A sub-prime crisis brewing

Let’s forget, forgive and celebrate together!
Next issue of Morning Trekk will be published on Monday 5th March.
 
Thought for the day
"By working faithfully eight hours a day you may eventually get to be boss and work twelve hours a day."
—Robert Frost (American, 1874-1963)
Word for the day
Goldilocks (adj)
Not being extreme or not varying drastically between extremes
Malice towards none
कौन अच्छा है इस ज़माने में
क्यूँ
किसी को बुरा कहे
कोई
— नासिर
काज़मी
First random thought this morning
Problem: The number of stalled projects continue to rise and are already at alarming level. Delay in statutory clearances, problems in land acquisition, financial unviability due to cost overruns and/or changes in competitive scenario, etc. are some major reasons. The staggering number is affecting investors' confidence and slowing down private sector investment.

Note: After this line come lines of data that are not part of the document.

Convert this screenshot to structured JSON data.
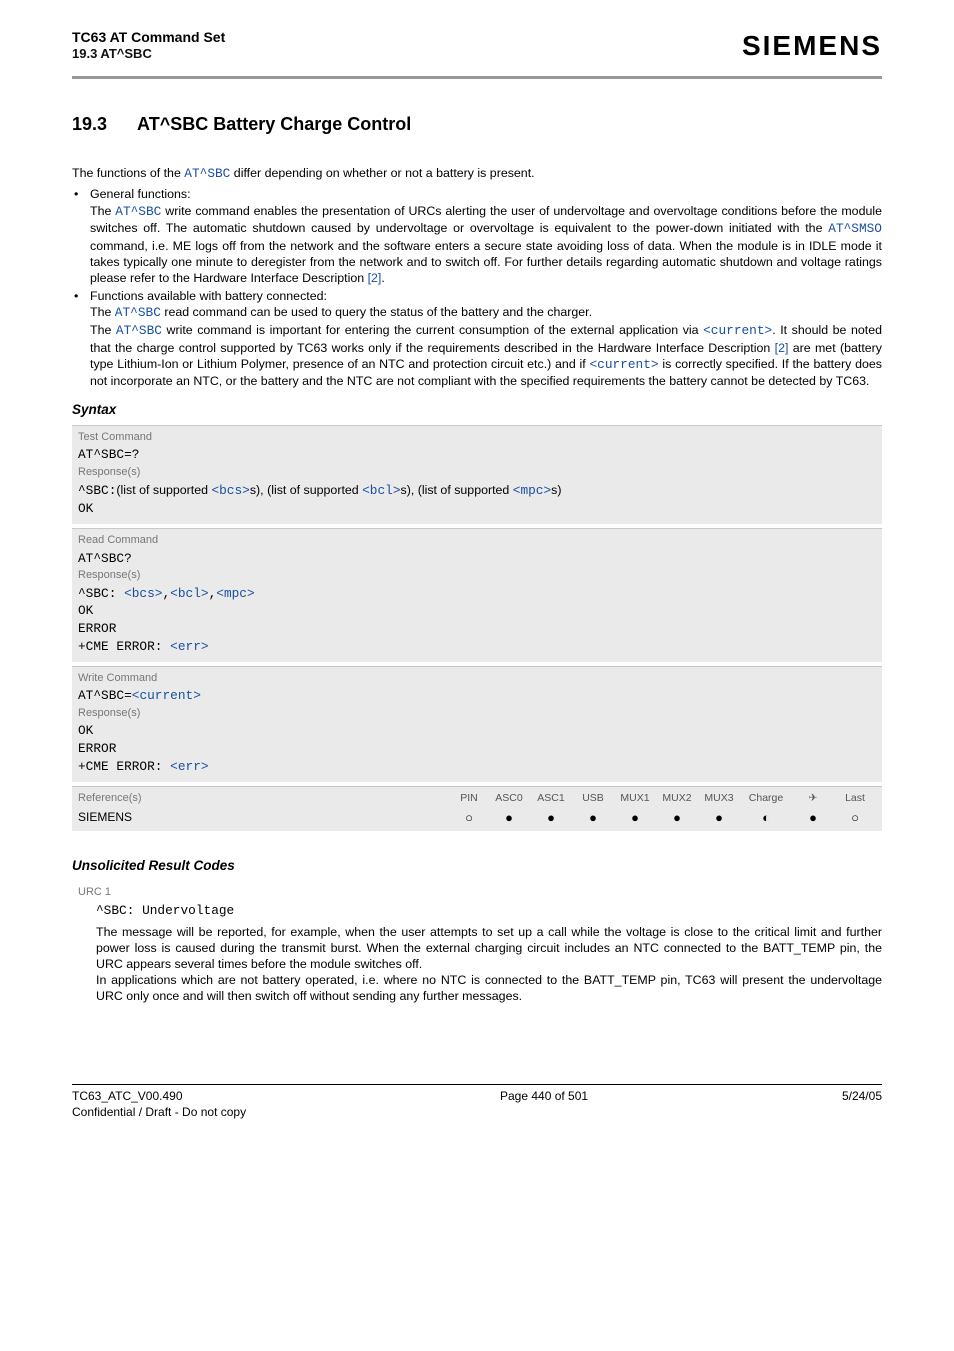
{
  "header": {
    "title": "TC63 AT Command Set",
    "subtitle": "19.3 AT^SBC",
    "logo": "SIEMENS"
  },
  "section": {
    "number": "19.3",
    "title": "AT^SBC   Battery Charge Control"
  },
  "intro": "The functions of the ",
  "intro_cmd": "AT^SBC",
  "intro_tail": " differ depending on whether or not a battery is present.",
  "bullets": [
    {
      "lead": "General functions:",
      "body_parts": [
        {
          "t": "The "
        },
        {
          "c": "AT^SBC"
        },
        {
          "t": " write command enables the presentation of URCs alerting the user of undervoltage and overvoltage conditions before the module switches off. The automatic shutdown caused by undervoltage or overvoltage is equivalent to the power-down initiated with the "
        },
        {
          "c": "AT^SMSO"
        },
        {
          "t": " command, i.e. ME logs off from the network and the software enters a secure state avoiding loss of data. When the module is in IDLE mode it takes typically one minute to deregister from the network and to switch off. For further details regarding automatic shutdown and voltage ratings please refer to the Hardware Interface Description "
        },
        {
          "r": "[2]"
        },
        {
          "t": "."
        }
      ]
    },
    {
      "lead": "Functions available with battery connected:",
      "body_parts": [
        {
          "t": "The "
        },
        {
          "c": "AT^SBC"
        },
        {
          "t": " read command can be used to query the status of the battery and the charger."
        },
        {
          "br": true
        },
        {
          "t": "The "
        },
        {
          "c": "AT^SBC"
        },
        {
          "t": " write command is important for entering the current consumption of the external application via "
        },
        {
          "c": "<current>"
        },
        {
          "t": ". It should be noted that the charge control supported by TC63 works only if the requirements described in the Hardware Interface Description "
        },
        {
          "r": "[2]"
        },
        {
          "t": " are met (battery type Lithium-Ion or Lithium Polymer, presence of an NTC and protection circuit etc.) and if "
        },
        {
          "c": "<current>"
        },
        {
          "t": " is correctly specified. If the battery does not incorporate an NTC, or the battery and the NTC are not compliant with the specified requirements the battery cannot be detected by TC63."
        }
      ]
    }
  ],
  "syntax_heading": "Syntax",
  "test_block": {
    "label": "Test Command",
    "cmd": "AT^SBC=?",
    "resp_label": "Response(s)",
    "resp_prefix": "^SBC:",
    "resp_mid1": "(list of supported ",
    "p1": "<bcs>",
    "resp_mid2": "s), (list of supported ",
    "p2": "<bcl>",
    "resp_mid3": "s), (list of supported ",
    "p3": "<mpc>",
    "resp_mid4": "s)",
    "ok": "OK"
  },
  "read_block": {
    "label": "Read Command",
    "cmd": "AT^SBC?",
    "resp_label": "Response(s)",
    "line1_pre": "^SBC: ",
    "p1": "<bcs>",
    "sep": ",",
    "p2": "<bcl>",
    "p3": "<mpc>",
    "ok": "OK",
    "error": "ERROR",
    "cme_pre": "+CME ERROR: ",
    "cme_err": "<err>"
  },
  "write_block": {
    "label": "Write Command",
    "cmd_pre": "AT^SBC=",
    "cmd_param": "<current>",
    "resp_label": "Response(s)",
    "ok": "OK",
    "error": "ERROR",
    "cme_pre": "+CME ERROR: ",
    "cme_err": "<err>"
  },
  "ref": {
    "label": "Reference(s)",
    "name": "SIEMENS",
    "cols": [
      "PIN",
      "ASC0",
      "ASC1",
      "USB",
      "MUX1",
      "MUX2",
      "MUX3",
      "Charge",
      "✈",
      "Last"
    ],
    "dots": [
      "○",
      "●",
      "●",
      "●",
      "●",
      "●",
      "●",
      "◐",
      "●",
      "○"
    ]
  },
  "urc_heading": "Unsolicited Result Codes",
  "urc": {
    "label": "URC 1",
    "code": "^SBC: Undervoltage",
    "body": "The message will be reported, for example, when the user attempts to set up a call while the voltage is close to the critical limit and further power loss is caused during the transmit burst. When the external charging circuit includes an NTC connected to the BATT_TEMP pin, the URC appears several times before the module switches off.",
    "body2": "In applications which are not battery operated, i.e. where no NTC is connected to the BATT_TEMP pin, TC63 will present the undervoltage URC only once and will then switch off without sending any further messages."
  },
  "footer": {
    "left1": "TC63_ATC_V00.490",
    "left2": "Confidential / Draft - Do not copy",
    "center": "Page 440 of 501",
    "right": "5/24/05"
  }
}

As per the latest Economic Survey top 100 stalled projects account for 75% of India's total "promised investment".
PMO Solution: Change the base. Change the label from "stalled" to "abandoned" or "shelved" or "dropped" where promoters have no further intention to start implementation.
We also shall regain the title of "fastest growing economy" by changing the base year for calculation to 2017-18!

A sub-prime crisis brewing

As I highlighted in earlier posts, in past one decade there has been significant rise in number of self employed people, as the job growth in organized sector and public sector has stagnated (or marginally declined).
An extensive research is needed to assess whether this is a cyclical trend or a structural change in the Indian economy.
Nonetheless, this trend may have contributed to a consistent decline in the household savings.
While the rise in household investment in stock of publically traded companies in past couple of years has been discussed and hailed widely, the rise in personal loans (other than education and housing) has largely escaped scrutiny. Moreover, contrary to popular narrative, the bank credit to the priority sector (including Agriculture, MSME, Education and Housing) has declined as percentage of adjusted net bank credit in past three years.
If we juxtapose - poor job growth; youth forced to "self employ" and be underemployed or get employed in disguise; tightening bank credit to MSME, education and housing; rise in "personal loans"; rise in high cost microfinance; rise in consumer credit by NBFCs; rise in share of riskier assets like equity in household savings portfolios - we get all the ingredients of a sub-prime crisis brewing in the Indian economy.